[Jesus] went on: “What comes out of a person is what defiles them. For it is from within, out of a person’s heart, that evil thoughts come—sexual immorality, theft, murder, adultery, greed, malice, deceit, lewdness, envy, slander, arrogance and folly. All these evils come from inside and defile a person.”
Mark 7:20-23 (NIV)
I was a young man when I began my spiritual journey following Jesus. The community of believers I often associated with were very concerned about religious appearance and moral purity. My hair was expected to be short and my dress was expected to be coat and tie. My ears were to be kept pure from rock music, my eyes kept pure from looking lustfully at women, and my body to be kept pure from the usual vices of drugs, alcohol, and smoking.
There’s nothing necessarily wrong with these things. I’ll be the first to confess that I wasn’t perfect, but I’m also quite sure that adhering to the religious rigor kept me from getting into various kinds of trouble. As I progressed in my spiritual journey, however, I began to observe a few things.
First, my peers who were born and bred into the religious rigor as part of their strict family and faith systems were often big on obedience to the rules and traditions but really short on any real spiritual or personal maturity. They adhered (at least publicly) to the letter of the religious rules to keep the family and community appeased, but I never saw any real inner desire to pursue the things that Jesus was really getting at.

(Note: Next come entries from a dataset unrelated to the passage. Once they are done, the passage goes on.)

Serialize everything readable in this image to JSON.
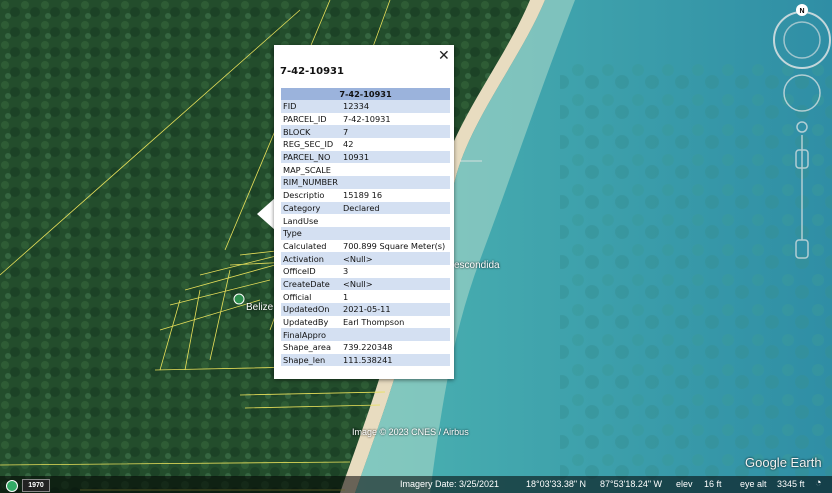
{
  "popup": {
    "title": "7-42-10931",
    "table_header": "7-42-10931",
    "rows": [
      {
        "key": "FID",
        "value": "12334"
      },
      {
        "key": "PARCEL_ID",
        "value": "7-42-10931"
      },
      {
        "key": "BLOCK",
        "value": "7"
      },
      {
        "key": "REG_SEC_ID",
        "value": "42"
      },
      {
        "key": "PARCEL_NO",
        "value": "10931"
      },
      {
        "key": "MAP_SCALE",
        "value": ""
      },
      {
        "key": "RIM_NUMBER",
        "value": ""
      },
      {
        "key": "Descriptio",
        "value": "15189 16"
      },
      {
        "key": "Category",
        "value": "Declared"
      },
      {
        "key": "LandUse",
        "value": ""
      },
      {
        "key": "Type",
        "value": ""
      },
      {
        "key": "Calculated",
        "value": "700.899 Square Meter(s)"
      },
      {
        "key": "Activation",
        "value": "<Null>"
      },
      {
        "key": "OfficeID",
        "value": "3"
      },
      {
        "key": "CreateDate",
        "value": "<Null>"
      },
      {
        "key": "Official",
        "value": "1"
      },
      {
        "key": "UpdatedOn",
        "value": "2021-05-11"
      },
      {
        "key": "UpdatedBy",
        "value": "Earl Thompson"
      },
      {
        "key": "FinalAppro",
        "value": ""
      },
      {
        "key": "Shape_area",
        "value": "739.220348"
      },
      {
        "key": "Shape_len",
        "value": "111.538241"
      }
    ]
  },
  "map": {
    "place_belize": "Belize",
    "place_escondida": "escondida",
    "attribution": "Image © 2023 CNES / Airbus",
    "logo": "Google Earth",
    "compass_label": "N"
  },
  "status_bar": {
    "year": "1970",
    "imagery_date": "Imagery Date: 3/25/2021",
    "lat": "18°03'33.38\" N",
    "lon": "87°53'18.24\" W",
    "elev_label": "elev",
    "elev_value": "16 ft",
    "eye_alt_label": "eye alt",
    "eye_alt_value": "3345 ft"
  },
  "colors": {
    "forest": "#1f4a2a",
    "sea": "#4fb7b3",
    "popup_header": "#9bb3dc",
    "row_alt": "#d4e0f2",
    "parcel_lines": "#e8e05a"
  }
}
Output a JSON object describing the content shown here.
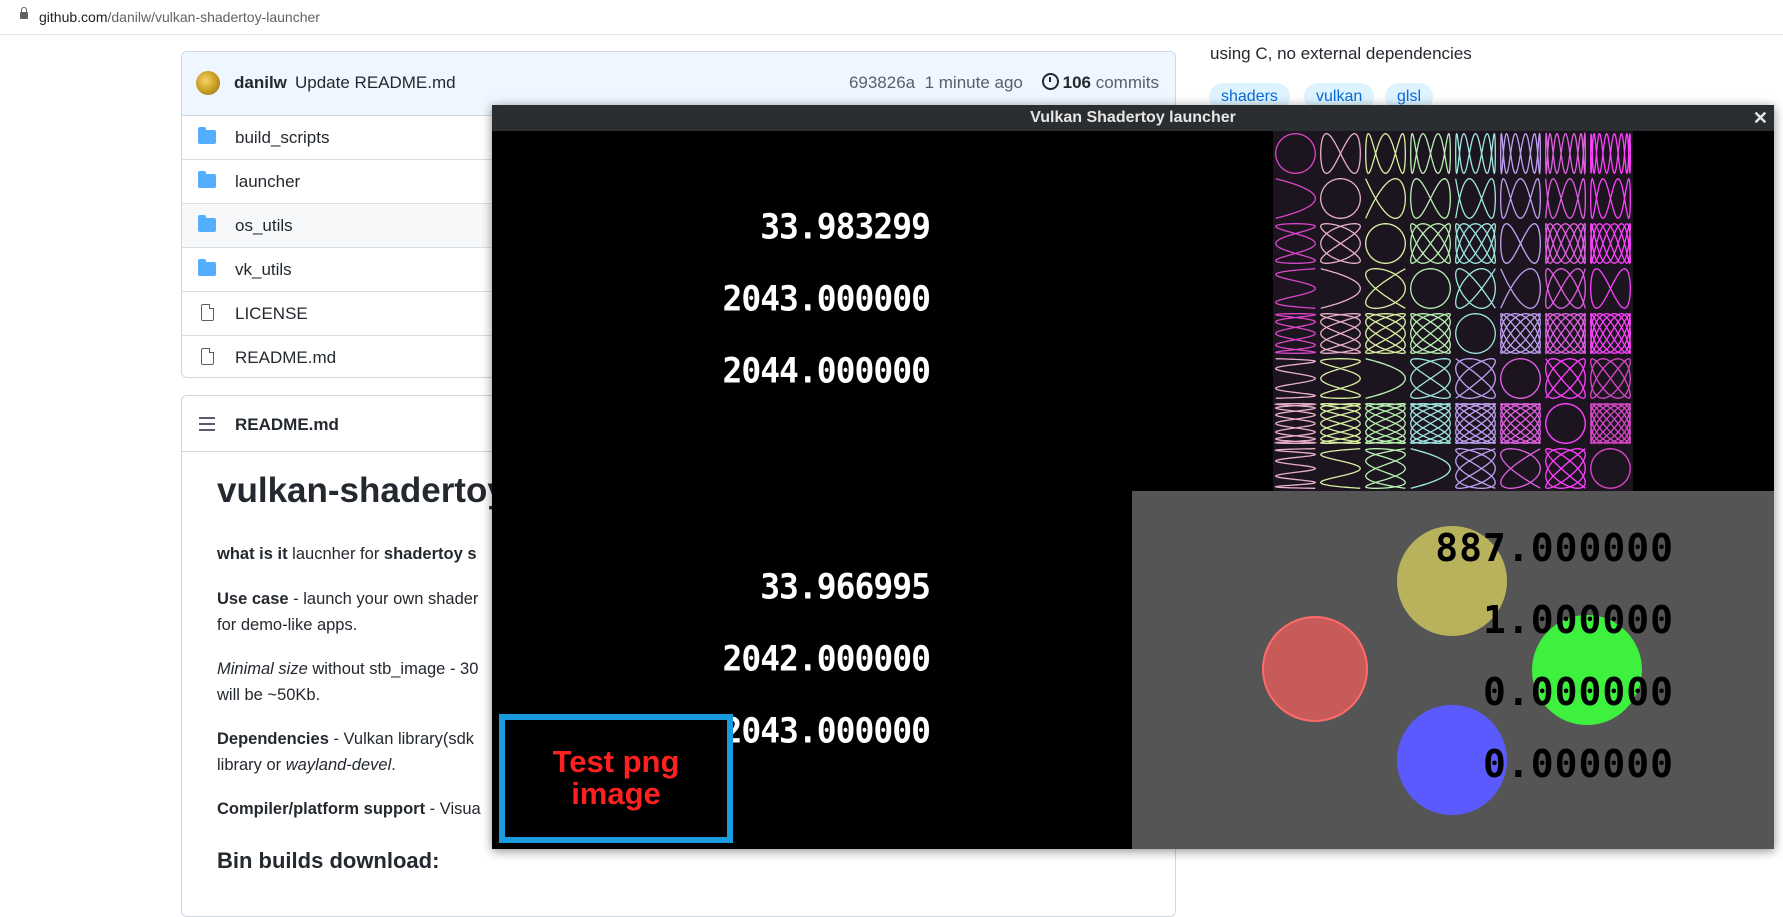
{
  "browser": {
    "url_host": "github.com",
    "url_path": "/danilw/vulkan-shadertoy-launcher"
  },
  "commit": {
    "author": "danilw",
    "message": "Update README.md",
    "hash": "693826a",
    "time": "1 minute ago",
    "count": "106",
    "count_label": "commits"
  },
  "files": [
    {
      "name": "build_scripts",
      "type": "folder"
    },
    {
      "name": "launcher",
      "type": "folder"
    },
    {
      "name": "os_utils",
      "type": "folder"
    },
    {
      "name": "vk_utils",
      "type": "folder"
    },
    {
      "name": "LICENSE",
      "type": "file"
    },
    {
      "name": "README.md",
      "type": "file"
    }
  ],
  "readme": {
    "header": "README.md",
    "title": "vulkan-shadertoy",
    "p1_bold": "what is it",
    "p1_rest": " laucnher for ",
    "p1_bold2": "shadertoy s",
    "p2_bold": "Use case",
    "p2_rest": " - launch your own shader",
    "p2_line2": "for demo-like apps.",
    "p3_ital": "Minimal size",
    "p3_rest": " without stb_image - 30",
    "p3_line2": "will be ~50Kb.",
    "p4_bold": "Dependencies",
    "p4_rest": " - Vulkan library(sdk",
    "p4_line2a": "library or ",
    "p4_line2_ital": "wayland-devel",
    "p4_line2b": ".",
    "p5_bold": "Compiler/platform support",
    "p5_rest": " - Visua",
    "h2": "Bin builds download:"
  },
  "about": {
    "description": "using C, no external dependencies",
    "topics": [
      "shaders",
      "vulkan",
      "glsl"
    ]
  },
  "window": {
    "title": "Vulkan Shadertoy launcher",
    "close": "✕",
    "numbers_top": [
      "33.983299",
      "2043.000000",
      "2044.000000"
    ],
    "numbers_bottom": [
      "33.966995",
      "2042.000000",
      "2043.000000"
    ],
    "gray_numbers": [
      "887.000000",
      "1.000000",
      "0.000000",
      "0.000000"
    ],
    "png_text_line1": "Test png",
    "png_text_line2": "image",
    "colors": {
      "red_circle": "#c85a5a",
      "yellow_circle": "#b9b25c",
      "green_circle": "#3dff3d",
      "blue_circle": "#5a5aff",
      "png_border": "#1a9be0",
      "png_text": "#ff2020"
    }
  }
}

Second, the adults in these communities and religious systems were really focused on all of the easily recognized and visibly apparent illicit behaviors. People, especially young people, were publicly shamed for all the usual social vices. No one, however, seemed to care when it came to gluttony at church potlucks, gossip between the youth group member’s mothers, the man in the church with anger issues who used the Bible to justify the secret physical abuse of his family, deacon John who was not shy about his racism, elder Bob who was a dishonest businessman who’d filed for bankruptcy three times, or that the women of the church treating Ms. Jones like a social leper because her husband left her, filed for divorce, and so she must not have been the dutiful wife he needed.
Finally, I eventually found myself really dissatisfied. When I made the decision to be a follower of Jesus, it was about me being less pessimistic, impatient, immature, shallow, dishonest, inauthentic, and self-centered. It was about me wanting to grow into more self-less-ness and more love, life, joy, and peace. Checking off a bunch of religious and moral rules wasn’t addressing my desire to become more like Jesus. In fact, I don’t think Jesus would want to be with these people. I realized that Jesus would probably want to be with all the people that got shamed and kicked out of that church for their public mistakes.
In today’s chapter, Jesus is hitting this stuff head on. He gets in trouble with the religious rule-keepers because they didn’t ceremonially wash their hands before supper. He looks at the good religious people from His own religious system and explains that they are doing the same thing I witnessed among my own religious community. They were keeping all of the religious rules about washing your hands and eating only the prescribed dietary foods, but they weren’t doing anything about the anger, malice, judgment, critical spirit, discord, gossip, dishonesty, selfishness, racism, hatred, and condemnation that was polluting their souls.
This morning, I find myself contemplating the Jesus that I’m reading about in Mark’s account. I love that He was not about me keeping external rules and regulations, but about me getting my heart and life transformed from the inside out. I love that Jesus heals the daughter of a “sinful” outsider who His religious community would never have even acknowledged. I love that Jesus continues to compassionately pour out love, kindness, and healing even when He was tired and wanted to be left alone for a while. I love that He keeps telling people not to talk about the miracles because they weren’t the point; The miraculous physical healings of eyes, ears, and limbs merely pointed to the real miracle He came to perform: His love transforming me from the inside out as His life emerges from my dead, self-centered spirit.
That’s the Jesus I want to be more like, and keeping rules won’t get me there.
What Jesus said and did (talking the talk AND walking the walk) are admirable.
Good stuff to emulate.
And totally lost on too many, whether they are members of a church or not.